Und oft wein­te sie ganz al­lein.

Was hat­te er? Sprach sie einen Wunsch aus – er führ­te ihn ohne Mur­ren aus. Brauch­te sie et­was aus der Stadt – so­gleich ging er hin. Sie hat­te sich über ihn ge­wiss nicht zu be­kla­gen. Und doch…

So ver­ging noch ein Jahr, und es schi­en ihr, als hät­te sich in dem Geis­te des ge­heim­nis­vol­len Jun­gen eine neue Wand­lung voll­zo­gen. Sie spür­te es, sie ahn­te es, sie wuss­te nicht wie, aber sie war des­sen si­cher; sie wuss­te, dass sie sich nicht täusch­te, aber sie wäre nicht im­stan­de ge­we­sen zu sa­gen, worin die un­be­kann­ten Ge­dan­ken die­ses selt­sa­men Kna­ben sich ge­än­dert hat­ten.

Ihr schi­en nur, als ob er bis da­hin ein zau­dern­des Men­schen­kind ge­we­sen wäre und jetzt plötz­lich einen Ent­schluss ge­fasst hät­te. Die­ser Ge­dan­ke kam ihr ei­nes Abends, als sie sei­nem Bli­cke be­geg­ne­te, ei­nem ei­gen­tüm­li­chen, star­ren Bli­cke, den sie nicht kann­te.

All­mäh­lich be­gann er sie alle Au­gen­bli­cke so an­zu­se­hen, und sie hät­te sich dann am liebs­ten ver­steckt, um die­sem kal­ten Auge aus­zu­wei­chen, das auf ihr ruh­te.

Bald blick­te er sie gan­ze Aben­de lang an und wand­te den Blick nur ab, wenn sie es schließ­lich nicht mehr er­tra­gen konn­te und zu ihm sag­te:

– Sieh mich doch nicht im­mer so an, mein Kind!

Dann senk­te er den Kopf.

So­bald sie ihm aber den Rücken ge­kehrt hat­te, fühl­te sie von Neu­em sein Auge auf ihr ru­hen. Wo­hin sie auch ging, über­all ver­folg­te er sie mit sei­nen be­harr­li­chen Bli­cken.

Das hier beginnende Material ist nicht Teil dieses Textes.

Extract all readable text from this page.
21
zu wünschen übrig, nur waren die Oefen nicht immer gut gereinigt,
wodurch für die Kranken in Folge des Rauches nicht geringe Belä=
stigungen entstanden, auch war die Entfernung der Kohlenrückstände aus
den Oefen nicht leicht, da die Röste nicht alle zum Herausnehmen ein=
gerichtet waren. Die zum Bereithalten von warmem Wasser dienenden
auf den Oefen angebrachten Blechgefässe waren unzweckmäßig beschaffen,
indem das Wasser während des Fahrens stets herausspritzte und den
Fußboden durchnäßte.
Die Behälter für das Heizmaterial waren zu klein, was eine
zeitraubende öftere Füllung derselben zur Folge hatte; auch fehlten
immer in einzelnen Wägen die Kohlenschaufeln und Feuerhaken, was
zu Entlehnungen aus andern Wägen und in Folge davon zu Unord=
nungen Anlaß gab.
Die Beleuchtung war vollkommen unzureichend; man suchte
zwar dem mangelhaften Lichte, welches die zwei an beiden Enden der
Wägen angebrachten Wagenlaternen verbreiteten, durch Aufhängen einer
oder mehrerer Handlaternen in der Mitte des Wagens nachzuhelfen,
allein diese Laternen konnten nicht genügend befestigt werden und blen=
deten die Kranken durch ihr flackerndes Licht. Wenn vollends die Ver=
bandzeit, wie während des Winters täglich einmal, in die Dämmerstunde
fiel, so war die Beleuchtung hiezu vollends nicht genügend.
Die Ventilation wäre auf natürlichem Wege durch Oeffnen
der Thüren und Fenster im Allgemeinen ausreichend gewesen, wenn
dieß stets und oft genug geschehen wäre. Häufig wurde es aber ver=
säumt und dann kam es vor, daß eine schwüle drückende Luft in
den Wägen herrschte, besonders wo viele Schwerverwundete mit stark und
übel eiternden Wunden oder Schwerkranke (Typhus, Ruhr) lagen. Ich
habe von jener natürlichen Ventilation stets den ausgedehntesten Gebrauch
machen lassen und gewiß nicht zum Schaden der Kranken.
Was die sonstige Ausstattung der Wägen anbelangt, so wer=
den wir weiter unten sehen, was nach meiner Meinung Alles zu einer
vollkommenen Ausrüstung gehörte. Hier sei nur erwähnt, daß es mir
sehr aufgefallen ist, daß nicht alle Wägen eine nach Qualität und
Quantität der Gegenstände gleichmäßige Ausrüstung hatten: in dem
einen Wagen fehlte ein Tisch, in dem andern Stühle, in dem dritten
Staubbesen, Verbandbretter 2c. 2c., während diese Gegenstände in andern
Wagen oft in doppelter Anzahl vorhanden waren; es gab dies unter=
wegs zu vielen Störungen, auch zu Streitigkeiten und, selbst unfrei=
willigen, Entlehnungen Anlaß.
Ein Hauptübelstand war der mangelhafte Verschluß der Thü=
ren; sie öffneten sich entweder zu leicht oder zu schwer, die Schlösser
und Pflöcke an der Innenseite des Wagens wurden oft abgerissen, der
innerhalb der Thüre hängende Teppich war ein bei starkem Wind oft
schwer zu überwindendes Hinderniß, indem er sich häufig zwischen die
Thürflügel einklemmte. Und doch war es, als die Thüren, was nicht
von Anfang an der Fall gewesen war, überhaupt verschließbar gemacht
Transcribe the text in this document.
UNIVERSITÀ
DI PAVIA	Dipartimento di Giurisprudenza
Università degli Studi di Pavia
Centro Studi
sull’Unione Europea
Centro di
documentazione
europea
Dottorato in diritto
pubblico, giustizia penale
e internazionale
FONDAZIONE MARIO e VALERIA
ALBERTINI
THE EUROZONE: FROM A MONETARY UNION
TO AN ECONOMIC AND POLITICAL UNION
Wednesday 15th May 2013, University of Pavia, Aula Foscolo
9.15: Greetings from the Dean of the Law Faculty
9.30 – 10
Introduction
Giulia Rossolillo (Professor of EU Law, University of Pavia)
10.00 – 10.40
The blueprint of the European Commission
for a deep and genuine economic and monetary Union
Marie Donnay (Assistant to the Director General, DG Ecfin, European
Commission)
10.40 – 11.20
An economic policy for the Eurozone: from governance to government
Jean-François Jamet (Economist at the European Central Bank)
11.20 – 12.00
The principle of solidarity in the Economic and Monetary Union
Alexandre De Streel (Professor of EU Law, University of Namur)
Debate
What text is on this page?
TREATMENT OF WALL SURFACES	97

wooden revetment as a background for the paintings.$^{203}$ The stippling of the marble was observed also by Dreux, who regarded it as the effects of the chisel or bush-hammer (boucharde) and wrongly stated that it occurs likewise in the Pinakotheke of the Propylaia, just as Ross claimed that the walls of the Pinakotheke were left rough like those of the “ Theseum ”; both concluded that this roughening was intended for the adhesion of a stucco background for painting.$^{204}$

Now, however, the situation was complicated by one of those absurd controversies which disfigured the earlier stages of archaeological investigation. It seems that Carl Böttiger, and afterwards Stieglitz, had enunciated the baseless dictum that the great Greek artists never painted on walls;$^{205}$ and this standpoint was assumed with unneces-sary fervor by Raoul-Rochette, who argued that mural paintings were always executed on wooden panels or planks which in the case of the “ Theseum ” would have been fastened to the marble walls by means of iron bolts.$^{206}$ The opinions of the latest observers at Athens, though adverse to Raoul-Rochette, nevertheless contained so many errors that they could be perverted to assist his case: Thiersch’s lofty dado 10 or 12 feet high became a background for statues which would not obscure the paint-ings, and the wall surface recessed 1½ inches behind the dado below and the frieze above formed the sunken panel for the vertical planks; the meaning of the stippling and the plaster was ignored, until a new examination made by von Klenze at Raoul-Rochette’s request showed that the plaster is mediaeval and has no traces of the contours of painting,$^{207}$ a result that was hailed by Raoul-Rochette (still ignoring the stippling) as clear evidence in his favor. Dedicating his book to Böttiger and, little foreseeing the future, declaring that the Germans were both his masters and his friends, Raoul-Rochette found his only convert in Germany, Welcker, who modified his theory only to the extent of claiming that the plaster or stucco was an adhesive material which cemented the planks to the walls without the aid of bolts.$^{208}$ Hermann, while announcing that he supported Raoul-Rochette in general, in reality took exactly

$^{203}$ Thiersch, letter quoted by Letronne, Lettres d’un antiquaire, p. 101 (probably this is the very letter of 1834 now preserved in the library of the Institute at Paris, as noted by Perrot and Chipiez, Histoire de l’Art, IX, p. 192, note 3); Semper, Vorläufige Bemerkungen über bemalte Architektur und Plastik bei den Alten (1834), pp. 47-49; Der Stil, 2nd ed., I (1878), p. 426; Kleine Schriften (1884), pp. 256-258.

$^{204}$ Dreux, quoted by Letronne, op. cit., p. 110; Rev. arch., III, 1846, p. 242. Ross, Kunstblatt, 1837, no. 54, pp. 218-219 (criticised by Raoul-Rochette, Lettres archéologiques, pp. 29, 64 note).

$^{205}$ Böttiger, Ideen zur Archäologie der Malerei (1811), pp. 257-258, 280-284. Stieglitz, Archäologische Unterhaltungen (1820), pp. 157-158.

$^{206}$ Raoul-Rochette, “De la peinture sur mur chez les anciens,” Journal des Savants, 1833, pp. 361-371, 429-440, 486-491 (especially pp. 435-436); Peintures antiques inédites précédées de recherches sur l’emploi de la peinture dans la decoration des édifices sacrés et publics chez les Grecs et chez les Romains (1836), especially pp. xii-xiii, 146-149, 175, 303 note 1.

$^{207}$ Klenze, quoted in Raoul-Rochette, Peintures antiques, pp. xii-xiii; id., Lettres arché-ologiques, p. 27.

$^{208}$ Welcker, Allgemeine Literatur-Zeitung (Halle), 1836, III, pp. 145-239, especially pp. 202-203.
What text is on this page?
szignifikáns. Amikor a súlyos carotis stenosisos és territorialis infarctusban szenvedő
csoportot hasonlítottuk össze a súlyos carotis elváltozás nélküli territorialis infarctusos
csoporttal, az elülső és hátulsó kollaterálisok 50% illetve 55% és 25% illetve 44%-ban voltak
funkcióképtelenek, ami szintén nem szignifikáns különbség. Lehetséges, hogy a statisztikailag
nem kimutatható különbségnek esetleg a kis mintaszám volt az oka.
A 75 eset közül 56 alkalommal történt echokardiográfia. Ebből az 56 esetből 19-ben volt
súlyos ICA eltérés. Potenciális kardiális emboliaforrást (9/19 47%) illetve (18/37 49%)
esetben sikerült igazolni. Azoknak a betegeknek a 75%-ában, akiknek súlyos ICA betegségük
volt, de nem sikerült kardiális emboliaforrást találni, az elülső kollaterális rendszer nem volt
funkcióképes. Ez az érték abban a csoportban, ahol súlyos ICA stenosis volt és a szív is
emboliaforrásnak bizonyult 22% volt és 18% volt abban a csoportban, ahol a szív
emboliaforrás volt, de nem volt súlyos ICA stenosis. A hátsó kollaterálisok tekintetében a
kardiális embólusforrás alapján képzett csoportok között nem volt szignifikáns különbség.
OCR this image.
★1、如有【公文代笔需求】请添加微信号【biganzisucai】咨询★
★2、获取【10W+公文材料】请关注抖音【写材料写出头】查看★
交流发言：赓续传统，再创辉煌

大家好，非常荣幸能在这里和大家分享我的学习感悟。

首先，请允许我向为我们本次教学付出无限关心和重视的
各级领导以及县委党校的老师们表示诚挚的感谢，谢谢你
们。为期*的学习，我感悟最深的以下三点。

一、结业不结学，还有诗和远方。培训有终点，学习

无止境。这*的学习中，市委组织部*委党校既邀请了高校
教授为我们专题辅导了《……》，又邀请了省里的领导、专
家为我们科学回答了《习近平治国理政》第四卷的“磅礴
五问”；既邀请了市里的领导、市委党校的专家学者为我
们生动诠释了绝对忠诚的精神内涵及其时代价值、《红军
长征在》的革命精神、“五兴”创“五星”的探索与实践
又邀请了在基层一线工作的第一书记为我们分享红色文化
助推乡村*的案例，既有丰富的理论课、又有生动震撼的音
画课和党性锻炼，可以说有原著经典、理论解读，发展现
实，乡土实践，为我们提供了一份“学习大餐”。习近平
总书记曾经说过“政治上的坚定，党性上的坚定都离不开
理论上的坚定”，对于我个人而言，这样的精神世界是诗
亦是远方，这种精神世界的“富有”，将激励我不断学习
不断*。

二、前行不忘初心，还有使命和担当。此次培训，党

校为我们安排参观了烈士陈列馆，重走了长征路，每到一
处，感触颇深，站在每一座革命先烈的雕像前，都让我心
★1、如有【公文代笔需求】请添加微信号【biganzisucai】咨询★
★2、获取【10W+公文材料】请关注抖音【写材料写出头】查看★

Manch­mal, wenn sie in ih­rem Gärt­chen spa­zie­ren ging, er­blick­te sie ihn plötz­lich in ei­nem Ge­bü­sche zu­sam­men­ge­kau­ert, als ob er im Hin­ter­halt läge. Oder wenn sie in ih­rer Haus­tür saß und St­rümp­fe aus­bes­ser­te, wäh­rend er ein Ge­mü­se­beet um­grub, blick­te er sie bei der Ar­beit mit heim­tücki­schen Bli­cken un­aus­ge­setzt an.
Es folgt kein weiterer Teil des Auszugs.